We have mentioned before how only men were permitted to compete in the Olympic Games in the ancient world. However, there was one event in which women were permitted to compete – the chariot race.
Though women were not allowed to enter the Olympic sanctuary during the Games, they were allowed to compete as the owners and trainers of horses in the chariot races.
It was in the year 396 B.C. that Princess Kyniska of Sparta exploded onto the scene and made Olympic history.
The very first time I read about Kyniska (also spelled Cynisca), I knew I had to write this book. There was absolutely no doubt in my mind. I was inspired by her story, though very little detail has come down to us about this fascinating woman who rocked the world of men.
You see, in 396 B.C. Kyniska was the first woman to compete in and win in the marquee tethrippon event at Olympia, the four-horse chariot race.
At this Olympiad, which came on the tail of several years of brutal civil war among the Greeks, and at a time when many Greek city-states reviled Sparta, Kyniska came forward like a force of nature.
But who was this amazing woman?
Kyniska of Sparta was the daughter of King Archidamus II of Sparta (476-427 B.C.), the Eurypontid King of Sparta. She was also the half-sister of King Agis, and sister to King Agesilaus II (444-360 B.C.) who waged war on both the Persians and his fellow Greeks.

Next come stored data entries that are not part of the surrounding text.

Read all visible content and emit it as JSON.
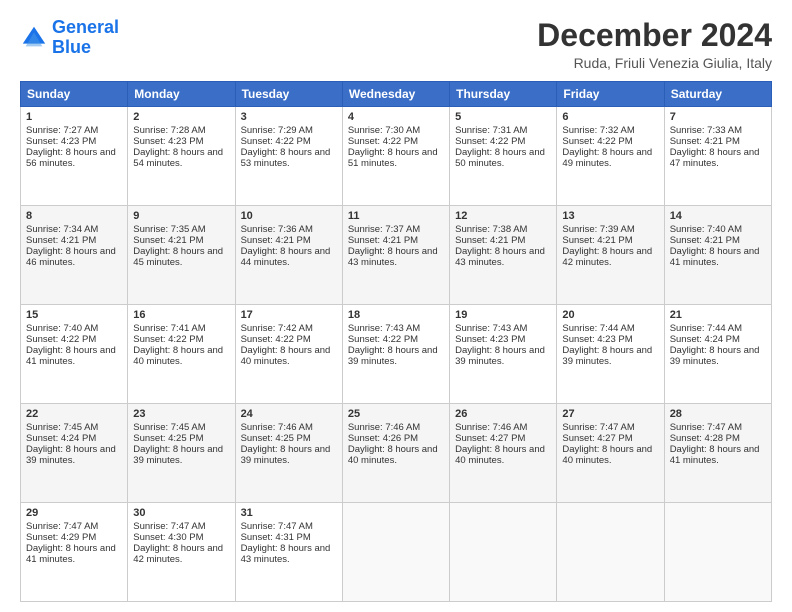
{
  "logo": {
    "line1": "General",
    "line2": "Blue"
  },
  "header": {
    "title": "December 2024",
    "subtitle": "Ruda, Friuli Venezia Giulia, Italy"
  },
  "weekdays": [
    "Sunday",
    "Monday",
    "Tuesday",
    "Wednesday",
    "Thursday",
    "Friday",
    "Saturday"
  ],
  "weeks": [
    [
      {
        "day": "1",
        "sunrise": "7:27 AM",
        "sunset": "4:23 PM",
        "daylight": "8 hours and 56 minutes."
      },
      {
        "day": "2",
        "sunrise": "7:28 AM",
        "sunset": "4:23 PM",
        "daylight": "8 hours and 54 minutes."
      },
      {
        "day": "3",
        "sunrise": "7:29 AM",
        "sunset": "4:22 PM",
        "daylight": "8 hours and 53 minutes."
      },
      {
        "day": "4",
        "sunrise": "7:30 AM",
        "sunset": "4:22 PM",
        "daylight": "8 hours and 51 minutes."
      },
      {
        "day": "5",
        "sunrise": "7:31 AM",
        "sunset": "4:22 PM",
        "daylight": "8 hours and 50 minutes."
      },
      {
        "day": "6",
        "sunrise": "7:32 AM",
        "sunset": "4:22 PM",
        "daylight": "8 hours and 49 minutes."
      },
      {
        "day": "7",
        "sunrise": "7:33 AM",
        "sunset": "4:21 PM",
        "daylight": "8 hours and 47 minutes."
      }
    ],
    [
      {
        "day": "8",
        "sunrise": "7:34 AM",
        "sunset": "4:21 PM",
        "daylight": "8 hours and 46 minutes."
      },
      {
        "day": "9",
        "sunrise": "7:35 AM",
        "sunset": "4:21 PM",
        "daylight": "8 hours and 45 minutes."
      },
      {
        "day": "10",
        "sunrise": "7:36 AM",
        "sunset": "4:21 PM",
        "daylight": "8 hours and 44 minutes."
      },
      {
        "day": "11",
        "sunrise": "7:37 AM",
        "sunset": "4:21 PM",
        "daylight": "8 hours and 43 minutes."
      },
      {
        "day": "12",
        "sunrise": "7:38 AM",
        "sunset": "4:21 PM",
        "daylight": "8 hours and 43 minutes."
      },
      {
        "day": "13",
        "sunrise": "7:39 AM",
        "sunset": "4:21 PM",
        "daylight": "8 hours and 42 minutes."
      },
      {
        "day": "14",
        "sunrise": "7:40 AM",
        "sunset": "4:21 PM",
        "daylight": "8 hours and 41 minutes."
      }
    ],
    [
      {
        "day": "15",
        "sunrise": "7:40 AM",
        "sunset": "4:22 PM",
        "daylight": "8 hours and 41 minutes."
      },
      {
        "day": "16",
        "sunrise": "7:41 AM",
        "sunset": "4:22 PM",
        "daylight": "8 hours and 40 minutes."
      },
      {
        "day": "17",
        "sunrise": "7:42 AM",
        "sunset": "4:22 PM",
        "daylight": "8 hours and 40 minutes."
      },
      {
        "day": "18",
        "sunrise": "7:43 AM",
        "sunset": "4:22 PM",
        "daylight": "8 hours and 39 minutes."
      },
      {
        "day": "19",
        "sunrise": "7:43 AM",
        "sunset": "4:23 PM",
        "daylight": "8 hours and 39 minutes."
      },
      {
        "day": "20",
        "sunrise": "7:44 AM",
        "sunset": "4:23 PM",
        "daylight": "8 hours and 39 minutes."
      },
      {
        "day": "21",
        "sunrise": "7:44 AM",
        "sunset": "4:24 PM",
        "daylight": "8 hours and 39 minutes."
      }
    ],
    [
      {
        "day": "22",
        "sunrise": "7:45 AM",
        "sunset": "4:24 PM",
        "daylight": "8 hours and 39 minutes."
      },
      {
        "day": "23",
        "sunrise": "7:45 AM",
        "sunset": "4:25 PM",
        "daylight": "8 hours and 39 minutes."
      },
      {
        "day": "24",
        "sunrise": "7:46 AM",
        "sunset": "4:25 PM",
        "daylight": "8 hours and 39 minutes."
      },
      {
        "day": "25",
        "sunrise": "7:46 AM",
        "sunset": "4:26 PM",
        "daylight": "8 hours and 40 minutes."
      },
      {
        "day": "26",
        "sunrise": "7:46 AM",
        "sunset": "4:27 PM",
        "daylight": "8 hours and 40 minutes."
      },
      {
        "day": "27",
        "sunrise": "7:47 AM",
        "sunset": "4:27 PM",
        "daylight": "8 hours and 40 minutes."
      },
      {
        "day": "28",
        "sunrise": "7:47 AM",
        "sunset": "4:28 PM",
        "daylight": "8 hours and 41 minutes."
      }
    ],
    [
      {
        "day": "29",
        "sunrise": "7:47 AM",
        "sunset": "4:29 PM",
        "daylight": "8 hours and 41 minutes."
      },
      {
        "day": "30",
        "sunrise": "7:47 AM",
        "sunset": "4:30 PM",
        "daylight": "8 hours and 42 minutes."
      },
      {
        "day": "31",
        "sunrise": "7:47 AM",
        "sunset": "4:31 PM",
        "daylight": "8 hours and 43 minutes."
      },
      null,
      null,
      null,
      null
    ]
  ]
}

Archidamus left sons when he died, of whom Agis was the elder and inherited the throne instead of Agesilaus. Archidamus had also a daughter, whose name was Cynisca; she was exceedingly ambitious to succeed at the Olympic games, and was the first woman to breed horses and the first to win an Olympic victory. After Cynisca other women, especially women of Lacedaemon, have won Olympic victories, but none of them was more distinguished for their victories than she.
(Pausanias, Description of Greece, 3.8)
It is believed that Kyniska was born sometime around 440 B.C. in Sparta and, unlike other Greek women beyond Sparta, she grew up training herself physically and mentally as was expected of strong, Spartan women.
In Sparta, it was believed the woman should be fit and healthy as well, and they trained naked at sports, riding and hunting, just like the men. In Sparta’s eyes, how else could they give birth to perfect Spartan warriors?
But Kyniska was destined for other things that giving birth to new Spartan warriors.
She was an expert equestrian, a sort of ancient horse-whisperer learned in the breeding and training of horses. As the wealthy daughter of a king, the rearing of horses would have been accessible to her.
After years of raising and training horses, Kyniska finally entered a team in the great four-horse chariot race of the 396 B.C. Olympics.
Sadly, the ancient sources mention Kyniska only in passing, and even then, with the exception of Pausanias, it is in relation to her brother, King Agesilaus II.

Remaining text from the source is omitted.